For Richard A. Denison, a biochemist and molecular biophysicist who is a senior scientist for the Environmental Defense Fund in Washington, this is just one example of a broader problem — the weakness of policies governing chemicals.
The U.S. Toxic Substances Control Act of 1976 accepted the vast majority of chemicals still on the market without requiring any safety assessment, he noted. It also allows the U.S. Environmental Protection Agency to require companies to test their own chemicals and report results case by case.
“Of the many tens of thousands of chemicals on the market today, only a few hundred have been required to be tested for their effect on health and environment,” Mr. Denison said.
It is difficult, moreover, to find out which chemicals are in which products. Companies file thousands of claims annually to protect chemical recipes as trade secrets. Most such claims have never been reviewed by the E.P.A.
Democrats introduced bills in both the House and Senate last year to change the toxic substances act but they were not adopted. Last week, Sen. Frank R. Lautenberg, a Democrat from New Jersey, introduced an updated bill, the Safe Chemicals Act of 2011.
The E.P.A., meanwhile has said that it will in future review claims as they come in, effectively reversing a previous presumption of entitlement to confidentiality. It has also said it will review as many past claims as possible — a major undertaking, since there is a backlog of about 22,000 untested claims, said Barbara Cunningham, deputy director of the E.P.A.’s Office of Pollution Prevention & Toxics.

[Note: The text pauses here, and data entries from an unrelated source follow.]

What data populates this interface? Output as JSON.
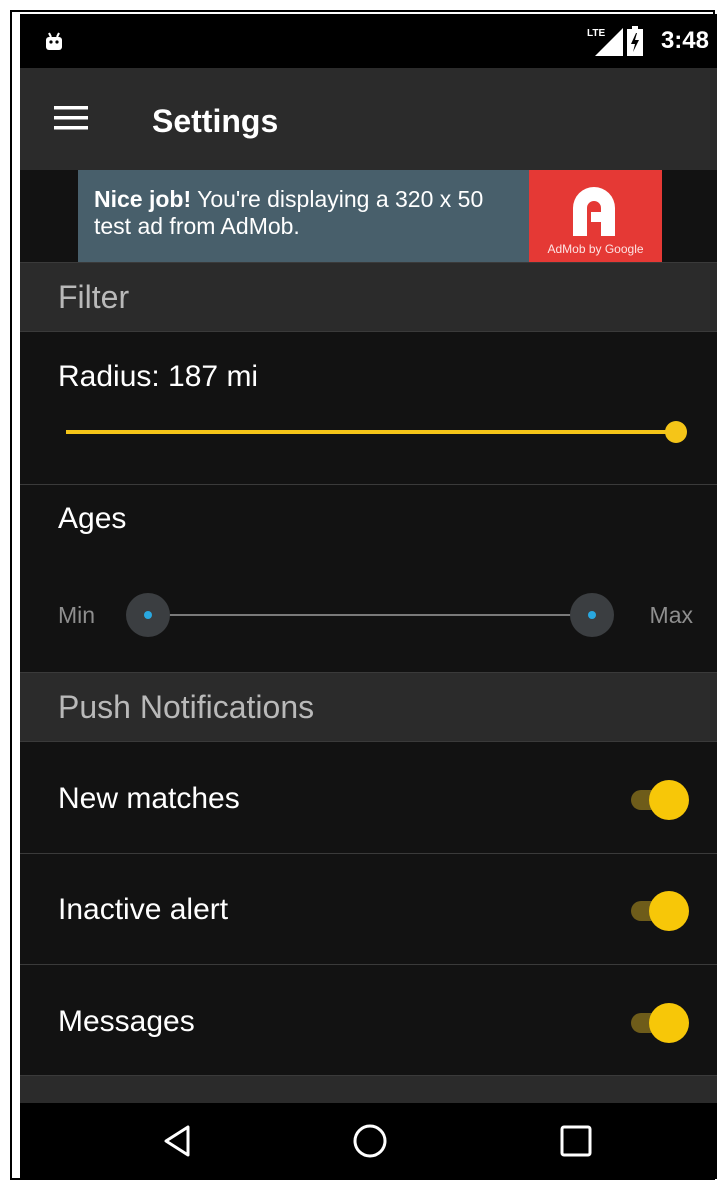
{
  "status_bar": {
    "network": "LTE",
    "time": "3:48"
  },
  "app_bar": {
    "title": "Settings",
    "menu_icon": "hamburger-menu-icon"
  },
  "ad": {
    "bold": "Nice job!",
    "text": " You're displaying a 320 x 50 test ad from AdMob.",
    "logo_caption": "AdMob by Google",
    "logo_color": "#e53935",
    "background": "#485f6b"
  },
  "filter": {
    "header": "Filter",
    "radius": {
      "label": "Radius: 187 mi",
      "fraction": 1.0
    },
    "ages": {
      "label": "Ages",
      "min_label": "Min",
      "max_label": "Max",
      "low_fraction": 0.0,
      "high_fraction": 1.0
    }
  },
  "push_notifications": {
    "header": "Push Notifications",
    "items": [
      {
        "label": "New matches",
        "enabled": true
      },
      {
        "label": "Inactive alert",
        "enabled": true
      },
      {
        "label": "Messages",
        "enabled": true
      }
    ]
  },
  "colors": {
    "accent": "#f5c518",
    "range_accent": "#29a8e0",
    "background": "#121212",
    "header_background": "#2b2b2b"
  },
  "nav_bar": {
    "back_icon": "back-triangle-icon",
    "home_icon": "home-circle-icon",
    "recents_icon": "recents-square-icon"
  }
}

The American Chemistry Council agrees that the toxic substances act should be modernized and has a 10-point proposal for reform on its Web site. “The system needs to be updated to keep up with advancing science and technology and to make sure that chemical management policy protects American innovation,” Ms. St. John said.
As the United States has delayed, other countries have passed laws that would put the burden of proving safety upon companies. The European Union is beginning to implement its 2006 law Reach (Registration, Evaluation, Authorization, and Restriction of Chemicals), which requires companies to register the chemicals it uses.
Japan, Korea, Canada, Australia and other countries have also made significant changes in chemical policies, said Mr. Denison, who specializes in chemical regulation. However, some policies apply only to chemicals but not to imported products containing those chemicals.
“That’s a pretty big loophole in the laws when we have increasing globalization of production,” Mr. Denison said.